Forty years later, in the countryside, it still looks exactly the way it did on television in the late 60s, when we were first given a real look at modern warfare in this graceful land.
The day I arrived in Ho Chi Minh City (the former Saigon) this time, I was gazing out the balcony window of my hotel when I suddenly realized I was looking at a U.S. Army helicopter. Across the street was the War Remnants Museum and since I had a few hours free, I paid my $1 and wandered in. Two hours later, I was staggering through the “Tiger Cages” exhibit, War Atrocities hall, and the Agent Orange gallery, feeling like killing myself, when the museum closed and I was free to leave.
The next day I traveled to the village of Duc Tan in the Mekong Delta and met the group leader of Heifer’s project, Nguyen Van Hong. He’s 70 years old and a great local organizer. But in his youth, he spent 14 years, from 1962 until 1974, fighting as a guerrilla – including 1 1/2 years spent in one of the infamous prisons I’d read about in the museum. In other words, he was Viet Cong and our enemy.
Nguyen weighs about 100 pounds and is frail as can be, but despite United States Air Force Chief of Staff Curtis LeMay’s promise that “we’re going to bomb them back into the Stone Age,” the people of Vietnam had been fighting for independence for thirty years before we arrived, and I can only imagine the tenacity and fierceness with which they battled.

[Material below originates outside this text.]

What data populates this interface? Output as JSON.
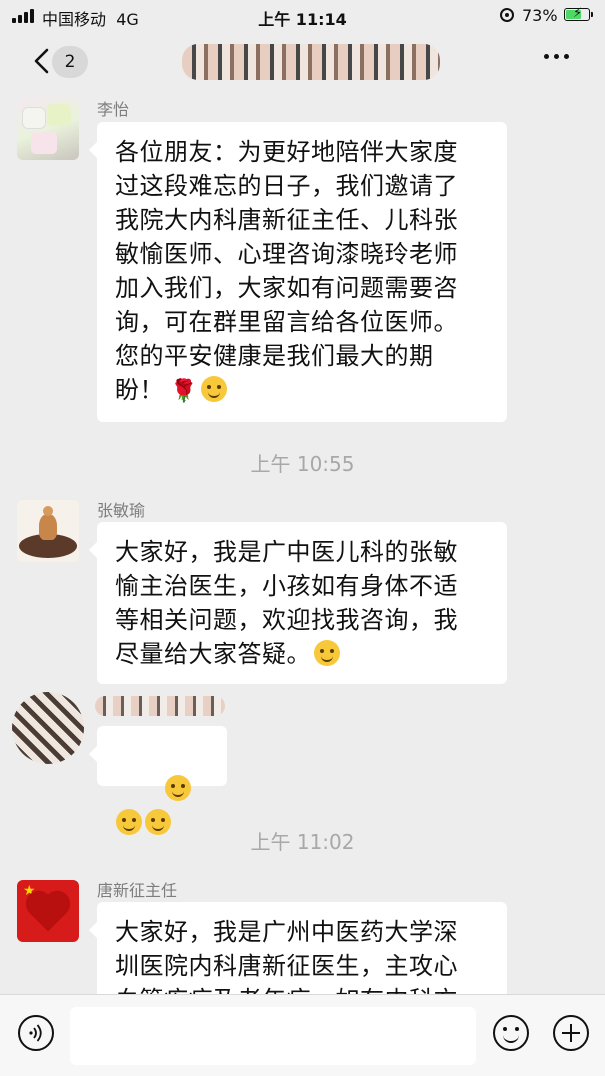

Today, Vietnam is still a communist country and has been since 1975 when Saigon fell. (Which is ironic, since the Vietnamese are phenomenal entrepreneurs and terrific business people.) Every project that Heifer runs here has to include the government, so that’s a bit complicated, but when compared to “free” Cambodia next door, Vietnam looks like a model of transparency and efficiency.

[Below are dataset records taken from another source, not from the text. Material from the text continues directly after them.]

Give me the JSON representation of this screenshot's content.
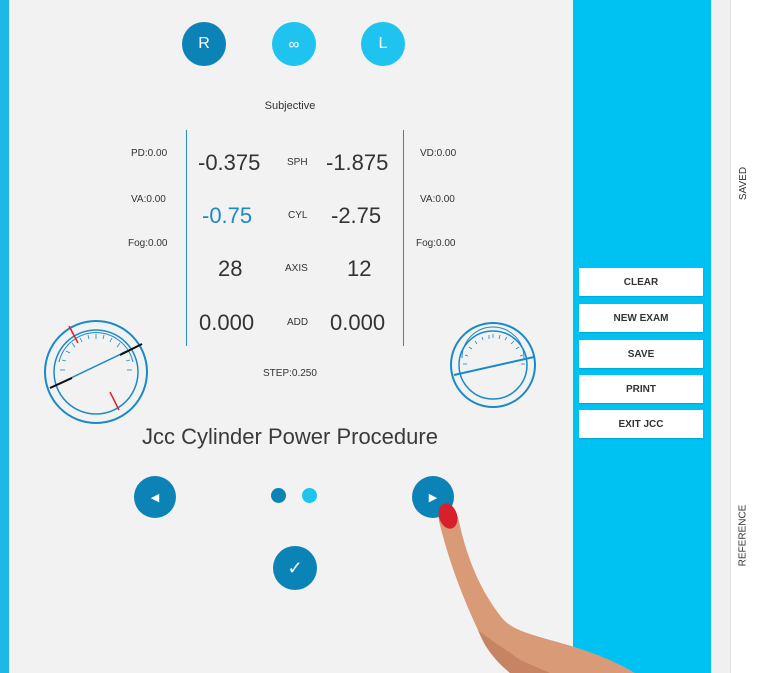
{
  "header": {
    "eye_right": "R",
    "eye_both": "∞",
    "eye_left": "L"
  },
  "exam": {
    "section_title": "Subjective",
    "left": {
      "pd": "PD:0.00",
      "va": "VA:0.00",
      "fog": "Fog:0.00"
    },
    "right": {
      "vd": "VD:0.00",
      "va": "VA:0.00",
      "fog": "Fog:0.00"
    },
    "rows": [
      {
        "label": "SPH",
        "right_value": "-0.375",
        "left_value": "-1.875"
      },
      {
        "label": "CYL",
        "right_value": "-0.75",
        "left_value": "-2.75"
      },
      {
        "label": "AXIS",
        "right_value": "28",
        "left_value": "12"
      },
      {
        "label": "ADD",
        "right_value": "0.000",
        "left_value": "0.000"
      }
    ],
    "step": "STEP:0.250"
  },
  "procedure": {
    "title": "Jcc Cylinder Power Procedure",
    "page_index": 0,
    "page_count": 2
  },
  "actions": {
    "clear": "CLEAR",
    "new_exam": "NEW EXAM",
    "save": "SAVE",
    "print": "PRINT",
    "exit_jcc": "EXIT JCC"
  },
  "side_tabs": {
    "saved": "SAVED",
    "reference": "REFERENCE"
  },
  "colors": {
    "accent": "#00c2f2",
    "primary_dark": "#0c83b7",
    "value_highlight": "#1a8ac7"
  },
  "icons": [
    "prev-arrow-icon",
    "next-arrow-icon",
    "check-icon",
    "axis-gauge-icon"
  ]
}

The Vietnamese are elegant, graceful and lovely – particularly the women who seem to float down the street on their bicycles and look effortlessly chic, even in the fields. The men especially are also a little bit wacky. I never heard as much laughing as I did when I was in Vietnam; the people love to cut up, joke and laugh almost as much as they love to eat – and that’s saying something.

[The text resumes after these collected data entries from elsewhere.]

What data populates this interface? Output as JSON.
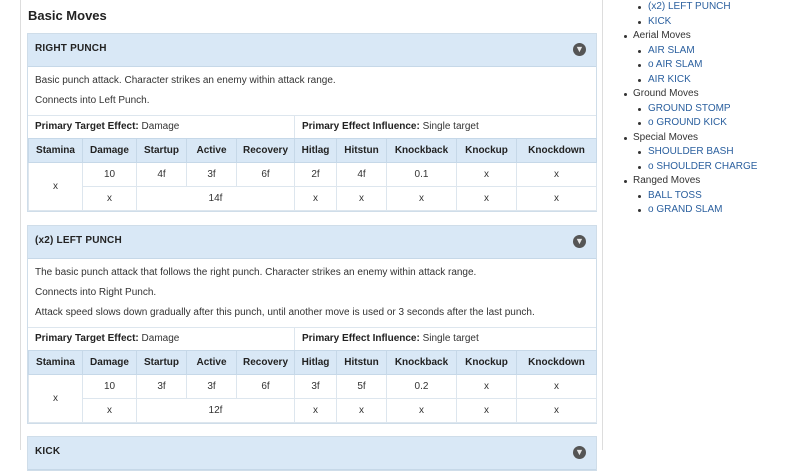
{
  "main": {
    "section_title": "Basic Moves",
    "collapse_glyph": "▼",
    "moves": [
      {
        "title": "RIGHT PUNCH",
        "description": [
          "Basic punch attack. Character strikes an enemy within attack range.",
          "Connects into Left Punch."
        ],
        "primary_target_label": "Primary Target Effect:",
        "primary_target_value": "Damage",
        "primary_influence_label": "Primary Effect Influence:",
        "primary_influence_value": "Single target",
        "stats_headers": [
          "Stamina",
          "Damage",
          "Startup",
          "Active",
          "Recovery",
          "Hitlag",
          "Hitstun",
          "Knockback",
          "Knockup",
          "Knockdown"
        ],
        "stats_row1": [
          "x",
          "10",
          "4f",
          "3f",
          "6f",
          "2f",
          "4f",
          "0.1",
          "x",
          "x"
        ],
        "stats_row2": {
          "damage": "x",
          "frames": "14f",
          "hitlag": "x",
          "hitstun": "x",
          "knockback": "x",
          "knockup": "x",
          "knockdown": "x"
        }
      },
      {
        "title": "(x2) LEFT PUNCH",
        "description": [
          "The basic punch attack that follows the right punch. Character strikes an enemy within attack range.",
          "Connects into Right Punch.",
          "Attack speed slows down gradually after this punch, until another move is used or 3 seconds after the last punch."
        ],
        "primary_target_label": "Primary Target Effect:",
        "primary_target_value": "Damage",
        "primary_influence_label": "Primary Effect Influence:",
        "primary_influence_value": "Single target",
        "stats_headers": [
          "Stamina",
          "Damage",
          "Startup",
          "Active",
          "Recovery",
          "Hitlag",
          "Hitstun",
          "Knockback",
          "Knockup",
          "Knockdown"
        ],
        "stats_row1": [
          "x",
          "10",
          "3f",
          "3f",
          "6f",
          "3f",
          "5f",
          "0.2",
          "x",
          "x"
        ],
        "stats_row2": {
          "damage": "x",
          "frames": "12f",
          "hitlag": "x",
          "hitstun": "x",
          "knockback": "x",
          "knockup": "x",
          "knockdown": "x"
        }
      },
      {
        "title": "KICK"
      }
    ]
  },
  "sidebar": {
    "items": [
      {
        "label": "(x2) LEFT PUNCH",
        "level": "sub"
      },
      {
        "label": "KICK",
        "level": "sub"
      },
      {
        "label": "Aerial Moves",
        "level": "cat"
      },
      {
        "label": "AIR SLAM",
        "level": "sub"
      },
      {
        "label": "o AIR SLAM",
        "level": "sub"
      },
      {
        "label": "AIR KICK",
        "level": "sub"
      },
      {
        "label": "Ground Moves",
        "level": "cat"
      },
      {
        "label": "GROUND STOMP",
        "level": "sub"
      },
      {
        "label": "o GROUND KICK",
        "level": "sub"
      },
      {
        "label": "Special Moves",
        "level": "cat"
      },
      {
        "label": "SHOULDER BASH",
        "level": "sub"
      },
      {
        "label": "o SHOULDER CHARGE",
        "level": "sub"
      },
      {
        "label": "Ranged Moves",
        "level": "cat"
      },
      {
        "label": "BALL TOSS",
        "level": "sub"
      },
      {
        "label": "o GRAND SLAM",
        "level": "sub"
      }
    ]
  }
}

It’s a beautiful country; and even though I hear that as Americans, we’re never supposed to apologize (thanks, Mitt) here’s a statistic that should give you some pause: Between 1961 and 1967, the U.S. Air Force sprayed 20 million gallons of concentrated herbicides over 6 million acres of crops and trees. As of 2006, the Vietnamese government estimates that there are over 4 million victims of dioxin poisoning (the U.S. denies a causal link).
As you watch this peaceful video below, consider this: More than 3 million Americans served in the Vietnam War. By war’s end, 58,220 American soldiers had been killed, more than 150,000 had been wounded, and at least 21,000 had been permanently disabled.The average age of U.S. troops killed in Vietnam was 23 years.
Vietnam lost over 1.5 million.
Being of a similar age, your post on Vietnam takes my breath away. I still remember watching on television the rescues of children from Saigon and the troops coming home. Your photos are a powerful reminder of the resilience of the Vietnamese people.